For books 7 and 8, we talked about the appearance of math in the curriculum of the philosophers, and looked at some of the strange things that are said about that--how Agamemnon couldn't have counted his own two feet, and how division is spoken of as multiplication by the adept to preserve the unity of one. Four of us were there: Paul, Rex, Steph, and I.
We wondered about this dialectic which seems to consist in going out of and returning down into to the cave; how analysis and unity are experienced in thought and practice; how war and violence relate to philosophy, to math, and to the other arts; about the new words that are coined (and the space where a word should be for the science of solids that precedes astronomy), like 'timocracy/timarchy' for a theoretical government based on love of honor; and how these governments are related to individuals, and whether they are mixed, or cyclical; we raised the mystery of unconscious thinking and intuition beside the emphasis on reason, as another possible interpretation of the relationship between the cave and the sunlight; we considered the case of a man without working memory, imprisoned in an eternal present...we might have thought of it a little like this, too?
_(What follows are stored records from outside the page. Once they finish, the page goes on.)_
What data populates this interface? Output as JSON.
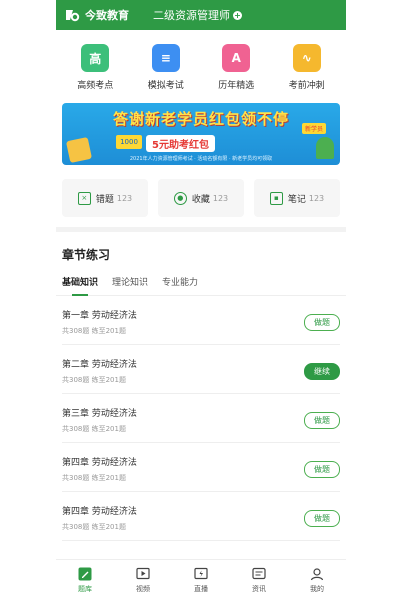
{
  "header": {
    "brand": "今致教育",
    "course": "二级资源管理师",
    "plus": "+"
  },
  "quick": [
    {
      "label": "高频考点",
      "icon": "star-book-icon",
      "glyph": "高",
      "color": "#3cbf7a"
    },
    {
      "label": "模拟考试",
      "icon": "document-icon",
      "glyph": "≡",
      "color": "#3d8ff2"
    },
    {
      "label": "历年精选",
      "icon": "letter-a-icon",
      "glyph": "A",
      "color": "#f06292"
    },
    {
      "label": "考前冲刺",
      "icon": "trend-chart-icon",
      "glyph": "∿",
      "color": "#f5b82e"
    }
  ],
  "banner": {
    "headline": "答谢新老学员红包领不停",
    "ticket": "1000",
    "coupon": "5元助考红包",
    "tag": "新学员",
    "fine": "2021年人力资源管理师考试 · 活动名额有限 · 新老学员均可领取"
  },
  "stats": [
    {
      "label": "错题",
      "count": "123",
      "icon": "wrong-question-icon",
      "glyph": "×"
    },
    {
      "label": "收藏",
      "count": "123",
      "icon": "favorite-icon",
      "glyph": "●"
    },
    {
      "label": "笔记",
      "count": "123",
      "icon": "note-icon",
      "glyph": "▪"
    }
  ],
  "section": {
    "title": "章节练习"
  },
  "tabs": [
    {
      "label": "基础知识",
      "active": true
    },
    {
      "label": "理论知识",
      "active": false
    },
    {
      "label": "专业能力",
      "active": false
    }
  ],
  "chapters": [
    {
      "title": "第一章 劳动经济法",
      "sub": "共308题 练至201题",
      "action": "做题",
      "filled": false
    },
    {
      "title": "第二章 劳动经济法",
      "sub": "共308题 练至201题",
      "action": "继续",
      "filled": true
    },
    {
      "title": "第三章 劳动经济法",
      "sub": "共308题 练至201题",
      "action": "做题",
      "filled": false
    },
    {
      "title": "第四章 劳动经济法",
      "sub": "共308题 练至201题",
      "action": "做题",
      "filled": false
    },
    {
      "title": "第四章 劳动经济法",
      "sub": "共308题 练至201题",
      "action": "做题",
      "filled": false
    }
  ],
  "nav": [
    {
      "label": "题库",
      "icon": "edit-icon",
      "active": true
    },
    {
      "label": "视频",
      "icon": "video-icon",
      "active": false
    },
    {
      "label": "直播",
      "icon": "live-icon",
      "active": false
    },
    {
      "label": "资讯",
      "icon": "news-icon",
      "active": false
    },
    {
      "label": "我的",
      "icon": "profile-icon",
      "active": false
    }
  ],
  "colors": {
    "primary": "#2e9a45",
    "banner": "#29a9e8"
  }
}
I got started on the Idiot so I can talk to people back in the desert about that. But then also this week I finally started in on Mr Eppeldauer's book, ZWARM--highly recommended! We used to talk about it when I would go back to GHS and sub, and he would be typing away at it. Here are some thoughts so far:
The logotherapeutic quality of writing comes through strongly, the transgressive images of sex and violence overlapping with dreams of ordinary life from before the unstated catastrophe which has locked the characters up in the cave, in the dark--this terrible inversion of the Platonic image, where outside in the light is dramatic death, and the only way out is Dantean down.